It’s easy to romanticize the past and claim that everything we used to do in traditional media was the gold standard in a golden era. As a career coach, I talk a lot about how the skills we learned then have built us to be relentlessly dedicated to detail, ruthlessly creative, and obsessed with connecting with one audience: the reader. Those skills and the many others (after all #editorsmakethebesthires) we gained from working traditional media do transfer directly to new careers in communications, marketing, branded content, and so many others.
Yet, what I haven’t talked about, but should, is the habits from those days that we need to leave behind. We have to say goodbye not because they were bad habits back then (although maybe some of them were), but because they don’t transfer to today’s fast-paced, crowded media, tight budgets, and super-small content teams. It no longer makes sense, for instance, for a single 500-word story to go through five layers of editors and have five revisions before it runs. Or to send a revision back to a writer just to nit-pick an adjective here or an example there (just change it and Next!).
Of course you know that writing for digital is different. As is writing to a consumer or writing for a client. The reader is no longer just someone lounging over your lovely prose waiting to be surprised and delighted. Content is more purposeful now and to the point. Otherwise, you could lose that reader, that consumer, that future client.
Anyway. My point — look at me taking so long to get to my point! What an old media habit! — is that some things we need to put on a shelf. We can keep them at a safe distance yet gaze upon them with fondness as we do our new jobs. In that spirit, I asked my community of 1300+ former Magazine Editors what they thought should be left behind. Here’s what they had to say.
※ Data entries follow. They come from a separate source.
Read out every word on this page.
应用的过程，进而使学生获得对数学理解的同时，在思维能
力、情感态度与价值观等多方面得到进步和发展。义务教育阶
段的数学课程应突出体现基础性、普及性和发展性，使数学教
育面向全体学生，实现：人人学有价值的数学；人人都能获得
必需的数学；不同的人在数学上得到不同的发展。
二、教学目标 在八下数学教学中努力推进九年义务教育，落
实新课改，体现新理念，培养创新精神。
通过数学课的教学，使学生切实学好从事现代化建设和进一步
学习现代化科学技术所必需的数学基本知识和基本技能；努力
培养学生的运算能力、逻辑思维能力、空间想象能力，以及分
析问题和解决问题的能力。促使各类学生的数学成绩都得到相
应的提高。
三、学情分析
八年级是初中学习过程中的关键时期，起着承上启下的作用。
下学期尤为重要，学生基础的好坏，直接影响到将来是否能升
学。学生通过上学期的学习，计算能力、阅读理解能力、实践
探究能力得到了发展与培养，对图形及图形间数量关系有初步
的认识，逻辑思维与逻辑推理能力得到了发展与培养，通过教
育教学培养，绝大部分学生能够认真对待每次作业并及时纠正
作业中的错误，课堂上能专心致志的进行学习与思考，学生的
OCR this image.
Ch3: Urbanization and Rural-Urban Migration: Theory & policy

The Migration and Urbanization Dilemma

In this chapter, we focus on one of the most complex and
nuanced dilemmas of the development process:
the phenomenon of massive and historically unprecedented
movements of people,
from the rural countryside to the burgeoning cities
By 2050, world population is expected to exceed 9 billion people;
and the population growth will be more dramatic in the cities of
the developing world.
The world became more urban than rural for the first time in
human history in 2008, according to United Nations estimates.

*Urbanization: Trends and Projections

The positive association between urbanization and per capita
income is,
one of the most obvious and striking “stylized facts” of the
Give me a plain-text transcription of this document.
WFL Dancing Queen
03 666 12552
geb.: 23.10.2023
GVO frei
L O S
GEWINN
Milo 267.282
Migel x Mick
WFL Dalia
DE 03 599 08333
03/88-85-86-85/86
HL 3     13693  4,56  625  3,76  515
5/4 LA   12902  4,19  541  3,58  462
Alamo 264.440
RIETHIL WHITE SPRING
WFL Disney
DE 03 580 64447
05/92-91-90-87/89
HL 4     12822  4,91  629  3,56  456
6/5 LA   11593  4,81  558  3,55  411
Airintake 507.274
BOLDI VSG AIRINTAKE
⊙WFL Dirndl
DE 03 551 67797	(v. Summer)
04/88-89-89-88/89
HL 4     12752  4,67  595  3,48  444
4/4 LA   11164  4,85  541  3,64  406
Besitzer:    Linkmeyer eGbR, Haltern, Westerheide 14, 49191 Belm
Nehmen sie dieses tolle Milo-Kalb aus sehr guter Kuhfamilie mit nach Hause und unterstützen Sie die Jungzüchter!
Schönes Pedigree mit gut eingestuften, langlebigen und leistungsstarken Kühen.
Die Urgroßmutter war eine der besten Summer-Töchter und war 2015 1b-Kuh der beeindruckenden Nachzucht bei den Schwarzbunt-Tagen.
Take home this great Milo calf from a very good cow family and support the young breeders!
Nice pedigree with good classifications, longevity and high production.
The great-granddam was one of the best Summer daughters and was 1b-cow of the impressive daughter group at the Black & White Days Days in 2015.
“It took me a while to stop making clever headlines. Straightforward is a must. Also, I had to drop the idea that content is static. In digital, we’re always making updates to try and move the dial on pageviews after a piece goes live. This has translated to fewer rounds of edits before publishing and making more adjustments after.” — Jessica Cassity, Global Digital Content Marketing Manager for Kerry Taste & Nutrition
“In the world of startups, done is better than perfect. Quality still matters, but you don’t have to be so precious about every word. Things change quickly, and you have to be ready to go with the flow.” — Betty Wong Ortiz, Director of Content at Blink Health
“I’ve had to relax my aversion to the royal “we” and exclamation points. Definitely more of an emphasis on direct, sales-oriented CTAs, too.” — Brooke Glassberg, Editor of barenecessities.com
“With women’s mags, there was always a lot of discussion around the subjects’ ages and whether they matched the demo. Find a woman between TK age and TK age and then mention her age in the text. It’s become a habit of mine to ask people their birthdates and insert their ages into copy. But I’m finding that most other places don’t care about that, unless, of course, a person’s age is relevant to the story somehow. Or if you’re purposefully trying to show a diversity of ages in a story.” — former women’s magazine editor / writer
“As a kid food blogger, I find that it’s very off putting for my readers if my photos and content is too inspirational. It needs to look good, but also be real and look very doable. (No need for a production crew, excessive—or any!—garnishes or a day propping before shoots!) I feel like I’m still working to get that balance right, but I’m very aware that it’s really different from working for a magazine.” — Amy Palanjian, creator of Yummytoddlerfood.com and author of the forthcoming cookbook for Kids, Food, Play!
“Rather than polishing the silver by overediting, look around and see what needs renovating, how you can make an impact.” — Laura Kalehoff, Founder of Kalehoff Creative, a remote content studio serving brands and publishers.
“In digital (I work in both print and digital), I’m still getting used to the fact that repetition is good. Meaning, repeating the same key words over and over and over.” — Lisa Bain, Executive Director, Health Newsroom, Hearst Lifestyle Group
“I think there’s a tendency to hang onto brand identity when brand identity is a lot more amorphous than it was. It used to be, people would pick up a magazine and know what they are reading. Now, they are clicking on a link through social. You’ll always have brand loyalists but holding onto too tight of a brand identity (“we can’t do a story like X, because it doesn’t fit into Y section”) and you miss the opportunity to find new readers and allow your content to evolve. Branding is much more fluid than it was in the past.” — Anna Davies, independent content strategist | consultant.